Já Belline Santana criou, em julho de 2025, uma empresa “de fachada” que supostamente atuaria na capacitação de jovens e crianças carentes. A empresa seria localizada na residência do agente financeiro e usaria o telefone falso “(11)9999-9999”.
A empresa recebeu R$ 4 milhões de Leonardo Palhares, que é apontado pela Polícia Federal como operador financeiro de Daniel Vorcaro. Palhares utilizou a empresa Varajo Consultoria para fazer os pagamentos.
O grupo criminoso não fez um grande esforço para dar um aspecto de legalidade para os pagamentos, uma vez que R$ 2 milhões foram pagos para que Belline Santana produzisse um estudo de 50 páginas sobre educação financeira.
Os investigadores do Banco Central descrevem o serviço como “pouco crível”, pois o estudo poderia “ser facilmente produzido com uso de inteligência artificial (IA), ou mesmo solicitado a terceiros, tais como estudantes ou estagiários, a baixíssimo custo”.

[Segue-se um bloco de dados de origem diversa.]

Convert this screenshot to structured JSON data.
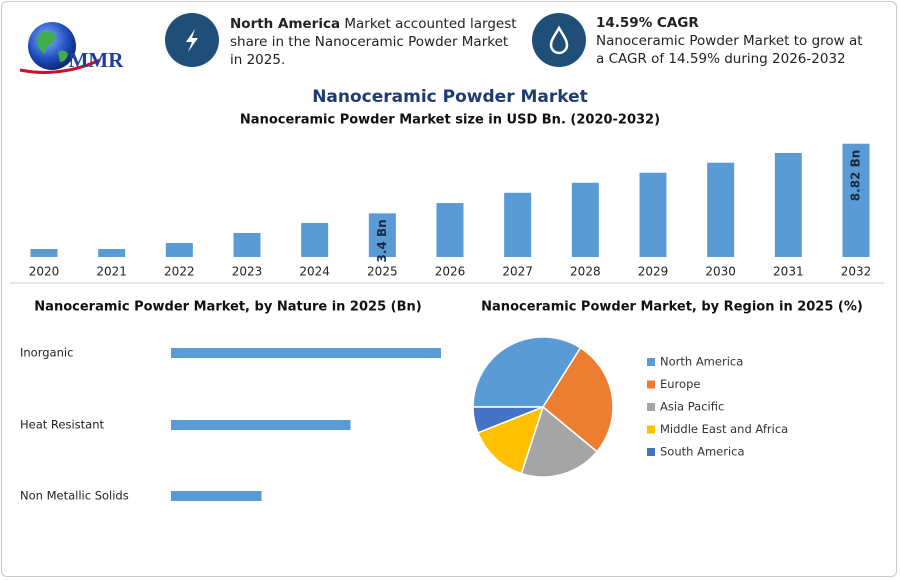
{
  "header": {
    "logo": "MMR",
    "left": {
      "highlight": "North America",
      "text": "Market accounted largest share in the Nanoceramic Powder Market in 2025."
    },
    "right": {
      "highlight": "14.59% CAGR",
      "text": "Nanoceramic Powder Market to grow at a CAGR of 14.59% during 2026-2032"
    }
  },
  "chart_data": [
    {
      "type": "bar",
      "title": "Nanoceramic Powder Market",
      "subtitle": "Nanoceramic Powder Market size in USD Bn. (2020-2032)",
      "categories": [
        "2020",
        "2021",
        "2022",
        "2023",
        "2024",
        "2025",
        "2026",
        "2027",
        "2028",
        "2029",
        "2030",
        "2031",
        "2032"
      ],
      "values": [
        0.62,
        0.62,
        1.09,
        1.87,
        2.65,
        3.4,
        4.2,
        5.0,
        5.78,
        6.56,
        7.34,
        8.1,
        8.82
      ],
      "value_labels": [
        null,
        null,
        null,
        null,
        null,
        "3.4 Bn",
        null,
        null,
        null,
        null,
        null,
        null,
        "8.82 Bn"
      ],
      "color": "#5b9bd5",
      "ylim": [
        0,
        9
      ]
    },
    {
      "type": "hbar",
      "title": "Nanoceramic Powder Market, by Nature in 2025 (Bn)",
      "categories": [
        "Inorganic",
        "Heat Resistant",
        "Non Metallic Solids"
      ],
      "values": [
        1.7,
        1.13,
        0.57
      ],
      "color": "#5b9bd5",
      "xlim": [
        0,
        1.7
      ]
    },
    {
      "type": "pie",
      "title": "Nanoceramic Powder Market, by Region in 2025 (%)",
      "categories": [
        "North America",
        "Europe",
        "Asia Pacific",
        "Middle East and Africa",
        "South America"
      ],
      "values": [
        34,
        27,
        19,
        14,
        6
      ],
      "colors": [
        "#5b9bd5",
        "#ed7d31",
        "#a5a5a5",
        "#ffc000",
        "#4472c4"
      ],
      "legend": "right"
    }
  ]
}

Além disso, ressaltam que um pagamento de R$ 2 milhões por um estudo sobre educação financeira – “mesmo duvidoso” – seria feito para alguém que fosse “sumidade no assunto”, o que não é o caso.
Outro ligação entre Belline e o Banco Master se deu por meio da contratação do servidor do Banco Central para palestras em um projeto chamado “Jovens Potentes”.
Quando questionado, “o servidor investigado sequer tinha domínio ou noção exata do próprio objeto do contrato, a constituir forte indício de que o negócio jurídico foi parte de manobra artificiosa para ‘esquentar’ o recebimento de recursos”, apontam os procuradores do BC.
Ou seja, o contrato “foi mero negócio simulado para tentar dar aspecto legítimo ao pagamento ilícito feito ao contratado”.
Daniel Vorcaro montou todo o seu esquema criminoso de fraudes financeiras e lavagem de dinheiro durante a gestão de Roberto Campos Neto na Presidência do Banco Central. O banqueiro está preso e negocia uma delação premiada.